Emmanuel Macron espérait faire des six mois de présidence française du Conseil de l’Union européenne une occasion pour asseoir le leadership qu’il revendique au sein des Vingt-Sept. L’exercice s’annonçait délicat en raison des élections en France. Surtout, il a été marqué par le retour de la guerre en Europe, avec l’invasion de l’Ukraine par la Russie, le 24 février, venue percuter l’agenda préparé par Paris et mettre à l’épreuve la « souveraineté » européenne chère au chef de l’Etat.
Dans ce contexte belliqueux, les dirigeants européens ont multiplié, ces derniers jours, les compliments envers le volontarisme déployé par la France, qui a passé la main à la République tchèque, vendredi 1er juillet. « La France peut être fière » de sa présidence, a jugé Ursula von der Leyen, la patronne de la Commission, tandis que le président du Conseil européen, Charles Michel, saluait le « travail gigantesque réalisé ».
Six trains de sanctions
On ne peut, en effet, que saluer la réussite de cette présidence. Le gouvernement français se réjouit, à juste titre, d’avoir fait avancer les grands dossiers à l’ordre du jour – de la transition énergétique à la régulation du numérique, en passant par la gestion des frontières et la représentation des femmes dans les conseils d’administration. Il peut se targuer aussi d’avoir su coordonner la riposte au choc suscité par l’agression d’un pays situé aux portes de l’Union européenne.

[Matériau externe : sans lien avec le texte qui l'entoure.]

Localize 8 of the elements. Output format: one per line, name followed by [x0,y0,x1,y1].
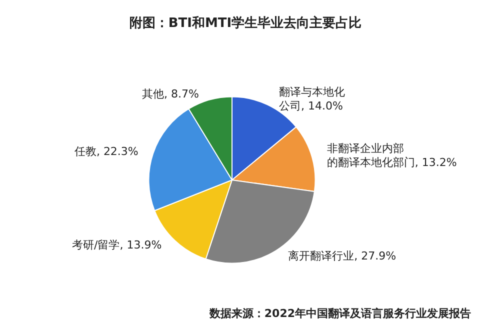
slice-label: 翻译与本地化公司, 14.0% [279,86,345,113]
chart-title: 附图：BTI和MTI学生毕业去向主要占比 [129,15,362,31]
slice-label: 非翻译企业内部的翻译本地化部门, 13.2% [326,142,457,170]
slice-label: 任教, 22.3% [73,145,138,158]
source-note: 数据来源：2022年中国翻译及语言服务行业发展报告 [208,307,472,320]
slice-label: 其他, 8.7% [142,88,199,101]
slice-label: 离开翻译行业, 27.9% [288,249,396,262]
slice-label: 考研/留学, 13.9% [72,238,162,252]
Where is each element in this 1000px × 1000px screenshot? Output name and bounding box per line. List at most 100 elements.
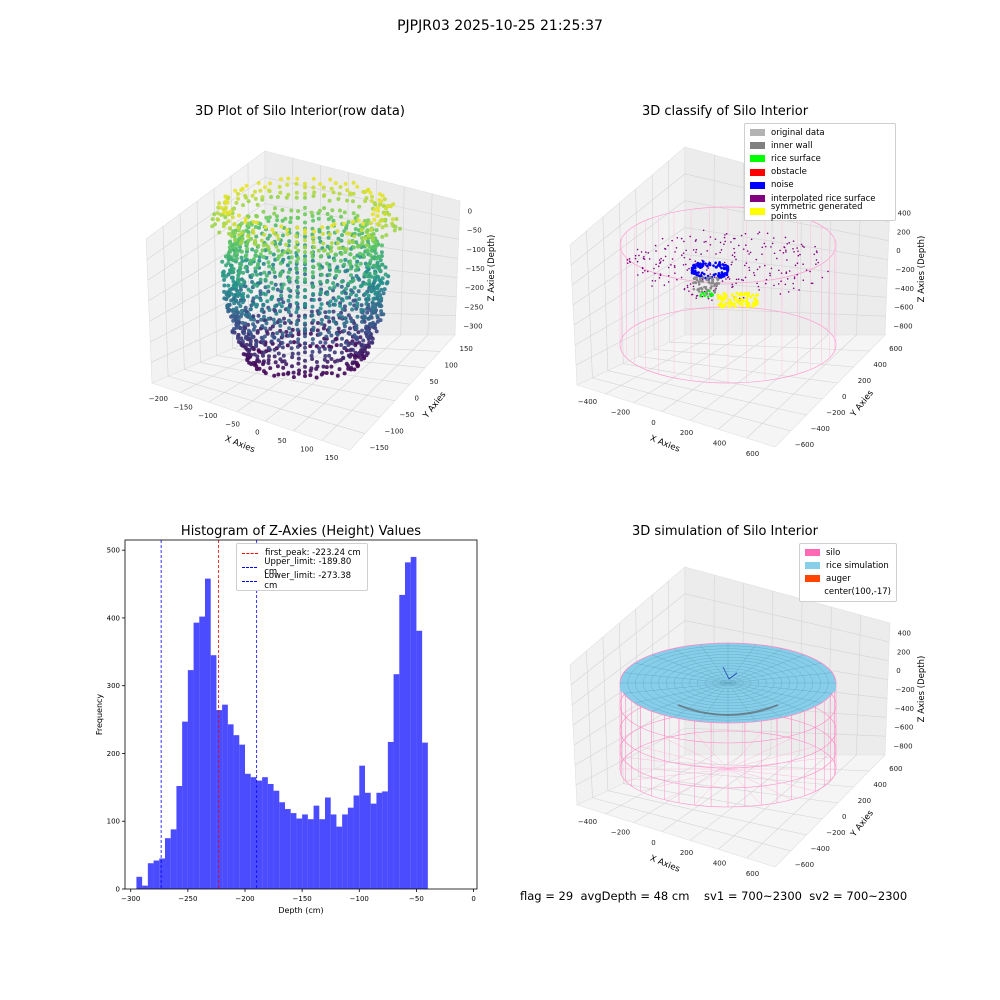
panel1-point (270, 294, 275, 299)
panel1-point (331, 190, 336, 195)
panel1-point (275, 214, 279, 219)
panel1-point (229, 263, 234, 268)
panel1-point (348, 279, 353, 284)
panel1-point (375, 222, 380, 227)
panel3-bar (245, 773, 251, 889)
panel1-z-tick: −100 (466, 246, 485, 254)
panel2-point (783, 246, 785, 248)
panel1-point (296, 332, 301, 337)
panel1-point (225, 303, 230, 308)
panel2-point (723, 261, 726, 264)
panel4-grid-line (746, 754, 857, 859)
panel3-bar (187, 670, 194, 889)
panel1-point (310, 232, 315, 237)
panel2-z-tick: −200 (896, 266, 915, 274)
panel2-grid-line (602, 216, 609, 371)
panel1-point (353, 350, 358, 355)
panel2-point (695, 251, 697, 254)
panel1-point (278, 309, 283, 314)
panel4-grid-line (718, 754, 829, 850)
panel1-point (248, 258, 253, 263)
panel1-point (376, 266, 381, 270)
panel1-point (262, 369, 266, 374)
panel1-point (263, 225, 268, 230)
panel1-point (383, 272, 388, 277)
panel1-point (350, 219, 355, 224)
panel2-point (817, 261, 820, 264)
panel2-symmetric-point (722, 292, 726, 296)
panel2-z-tick: 400 (898, 209, 911, 217)
panel1-point (296, 248, 301, 253)
panel1-point (280, 340, 285, 345)
panel2-point (720, 249, 723, 251)
panel2-point (799, 253, 801, 256)
panel1-point (365, 334, 370, 339)
panel1-point (239, 311, 244, 316)
panel4-3d-simulation[interactable]: −400−2000200400600−600−400−2000200400600… (560, 555, 960, 880)
panel3-bar (205, 578, 211, 889)
panel1-point (379, 250, 384, 255)
panel1-point (333, 181, 338, 186)
panel2-point (816, 251, 818, 254)
panel1-point (337, 246, 341, 251)
panel1-point (352, 234, 357, 239)
panel3-bar (153, 860, 160, 889)
panel4-grid-line (571, 620, 889, 706)
panel2-point (765, 278, 768, 281)
panel2-point (749, 251, 752, 254)
panel2-legend-item: inner wall (750, 139, 890, 152)
panel1-y-tick: −150 (370, 444, 389, 452)
panel3-histogram[interactable]: −300 −250 −200 −150 −100 −50 0 0 100 200 300 400 500… (80, 530, 490, 920)
panel2-point (815, 250, 818, 252)
panel1-point (278, 190, 283, 195)
panel2-point (797, 250, 799, 252)
panel2-point (731, 254, 734, 257)
panel4-grid-line (570, 593, 890, 686)
legend-swatch (805, 549, 820, 557)
panel1-y-tick: −100 (385, 427, 404, 435)
panel1-point (294, 195, 299, 200)
panel1-point (271, 317, 276, 322)
panel1-point (278, 273, 283, 278)
panel1-point (329, 215, 334, 220)
panel4-auger-shadow (677, 704, 779, 716)
legend-swatch (805, 589, 818, 596)
panel1-point (356, 289, 361, 294)
panel2-x-axis-label: X Axies (648, 434, 681, 455)
panel1-point (327, 272, 332, 277)
panel1-floor-pane (151, 334, 456, 451)
panel1-point (261, 303, 266, 308)
panel3-bar (410, 556, 417, 889)
panel1-point (278, 357, 283, 362)
panel3-bar (193, 622, 200, 889)
panel1-point (261, 261, 266, 266)
panel4-z-tick: −200 (896, 686, 915, 694)
panel1-point (267, 215, 272, 220)
panel1-point (282, 250, 287, 255)
panel1-point (303, 260, 307, 265)
panel1-point (320, 231, 325, 236)
panel1-point (286, 298, 291, 303)
panel1-point (341, 355, 346, 360)
panel1-point (273, 206, 277, 211)
panel2-grid-line (605, 334, 714, 395)
panel1-point (342, 210, 347, 215)
panel1-grid-line (168, 375, 366, 434)
panel2-point (644, 269, 646, 272)
panel3-bar (210, 655, 217, 889)
panel4-y-tick: 200 (858, 797, 871, 805)
panel1-point (270, 227, 275, 232)
panel1-point (321, 370, 326, 375)
panel1-point (270, 267, 275, 271)
panel1-point (295, 285, 300, 289)
panel1-3d-scatter[interactable]: −200−150−100−50050100150−150−100−5005010… (130, 135, 500, 460)
panel2-point (779, 249, 781, 252)
panel4-auger (722, 666, 738, 680)
panel2-symmetric-point (739, 293, 743, 297)
panel2-grid-line (661, 334, 771, 412)
panel4-floor-spoke (694, 768, 729, 806)
panel2-noise-point (706, 264, 709, 268)
panel1-point (296, 351, 301, 356)
panel1-point (346, 353, 351, 358)
panel4-z-tick: −400 (895, 705, 914, 713)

La France s’est mobilisée pour faire émerger les six trains de sanctions pris à l’encontre de Moscou depuis le début du conflit. Elle s’est aussi employée à organiser le soutien humanitaire, financier et militaire de l’Ukraine, avec le cofinancement européen, inédit, de livraison d’armes à un pays tiers en guerre. Sans oublier la réactivité des Vingt-Sept pour accueillir les millions de réfugiés ukrainiens fuyant la guerre. Enfin, Paris a œuvré pour muscler la « boussole stratégique » des Vingt-Sept et renforcer les efforts de coopération en matière de défense, en complément d’une OTAN en pleine renaissance.
Lors de la réunion du Conseil européen des 23 et 24 juin, cette mobilisation a culminé avec l’attribution du statut de candidat à l’Ukraine, une semaine après la visite à Kiev d’Emmanuel Macron et des dirigeants allemand, italien et roumain.
Mais si le bilan est positif dans de nombreux domaines, il ne doit pas empêcher de s’interroger sur les limites du leadership d’Emmanuel Macron, dans une Europe où les rapports de force évoluent. Ainsi, la volonté du chef de l’Etat de « ne pas humilier » la Russie, son souci de garder une ligne de communication ouverte avec le Kremlin ont pu affaiblir son autorité dans la partie du continent – Pologne et pays baltes – qui défend une poursuite de la guerre jusqu’à la défaite russe, là où la France, l’Allemagne et l’Italie prônent une ligne plus modérée.
Seul le temps permettra de juger du sort des projets esquissés sous la présidence française. L’avenir de l’idée de « communauté politique européenne », lancée début mai par Emmanuel Macron afin d’arrimer les pays candidats à l’UE sans précipiter l’élargissement, constituera un premier test pour jauger de l’autorité réelle du chef de l’Etat. Le second test, portant sur l’éventualité de promouvoir un nouveau plan de relance adossé à une dette commune, sera plus redoutable encore si le conflit en Ukraine devait entraîner une récession au sein des Vingt-Sept. L’une comme l’autre idées sont loin de faire consensus, mais elles méritent d’être défendues.